Greetings! Thanks for your response.
Well, you can put this script into practical use. some of them are:
1. Serves as a ready index reference document to a DBA or others who are associated with the database.
2. Indexing strategy facilitates faster access, enforce constraints & business rules, hence, attracts greater importance in an application. This script generates clear and precise index definitions without much difficulty, hardship or effort. Further, you may modify/customise it making it more suitable for your requirement.
3. dbschema is not designed to generate index only definitions. In the full schema definition they are flung into multiple lines, leading to difficulty in selecting all those lines of information.
Test the following command and draw your conclusion:
dbschema -d <your_db_name> -ss | egrep -i "create unique index|create index| in " | pg
4. As informix documents suggests, it would be favorable or advantageous to drop and recreate all existing indexes on certain frequency. This reduces the index extents interleaving or fragmentations and improves index performance. By using the SQL scripts generated by this utility one may automate this process.
Just did a dbexport to defrag a DB, I modified the initial extent/next extent numbers where needed, and dbimported.
I got the following info using oncheck -pT.
The table I'm using for an example has all data pages in the 1st extent (extent size 82837, next size 8283) as expected but the initial extent size for all indexes ranges from 757 to 1818 and next extent size ranges from 7 to 18.
Some indexes have 60+ extents right after defragging.
I know that extents created contiguously are treated as one extent but where are the initial extent/next extent #'s for extents coming from? I thought these numbers would be inherited from the table but they're not so I'm confused.
Any index extents created later due to database activity will be heavily fragmented quickly with these very small next extent sizes.
Sorry for the delayed response from my side. I have a question; Do you have detached indexes? I mean, is your indexes are created in other space than where the tables are created? If your answer is No, then your are in serious trouble.
Assume that a table has an initial extent of 'n' number of pages by default. It is possible that it might contain primary key, which is enforced via a unique index, again on which a dba has no control as for the storage location specification is concerned. Hence, certain pages out of those 'n' number of pages will be used for primary index storage. You may have non-primary indexes present too. Again it will also be split or adjusted with those 'n' number of pages. This way the extent will fill-up in faster pace and next extent will be spawned, leading multiplicity of extents.
On the contrary, if you have created the indexes in separate dbspace, you get most of the pages present in the extent for index storage barring bit-map stored (overhead) pages. As a result you get a contiguous index storage area, leading to less fragments and extents.
Theoretically speaking, a detached index should derive its initial and next extents from the attached table definition. However, in practice it does not! I have notice around 10-20% reduction in effective index extent usages. That means if you got a table having initial extent size of 80,000 Kb, you will have a index intial extent of around 68,000 Kb. or evern lesser. But, it obvious that greater the size of table exetents, greater would be the index extents too.

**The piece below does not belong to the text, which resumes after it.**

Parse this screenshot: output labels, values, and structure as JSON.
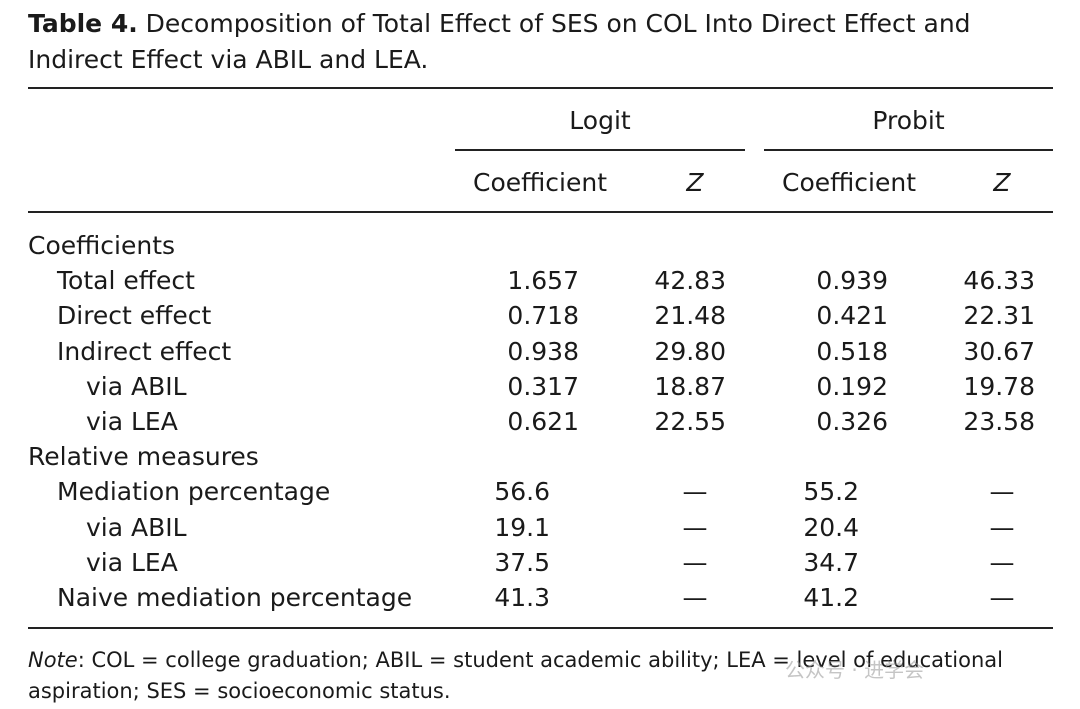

The indexes are detached, located in a separate dbspace.
We are a PeopleSoft shop so many of the tables (14K+) have 7+ non-primary indices & I find it alarming that a highly volatility table will have indices (primary & non-primary)with initial extent / next extent sizes that are ridiculously small.
Some indices have an initial extent size that is 1% of table's initial extent size so I guess I just have to accept this as the way Informix intends the IDS product to function.
Hello mjldba,
Can you fill me in on why you went with seperating your indices from there tables? I have been considering trying this to improve peformance on at least one VERY HUGE table but I have been a little nervous and I wonder how I might gauge the return if any?
This is actually a question better answered by someone like Shriyan who has achieved IDS guru status in my book.
I separate indices from data in different dbspaces because it was recommended by a friend with many yrs of IDS experience. It also allows me to spread the index load / data table load across different HD's easily.
I suspect you might see some performance improvement by intentionally fragmenting the huge table across many spindles but this is something I've never tried and I would not want to lead you astray with untested / untried info.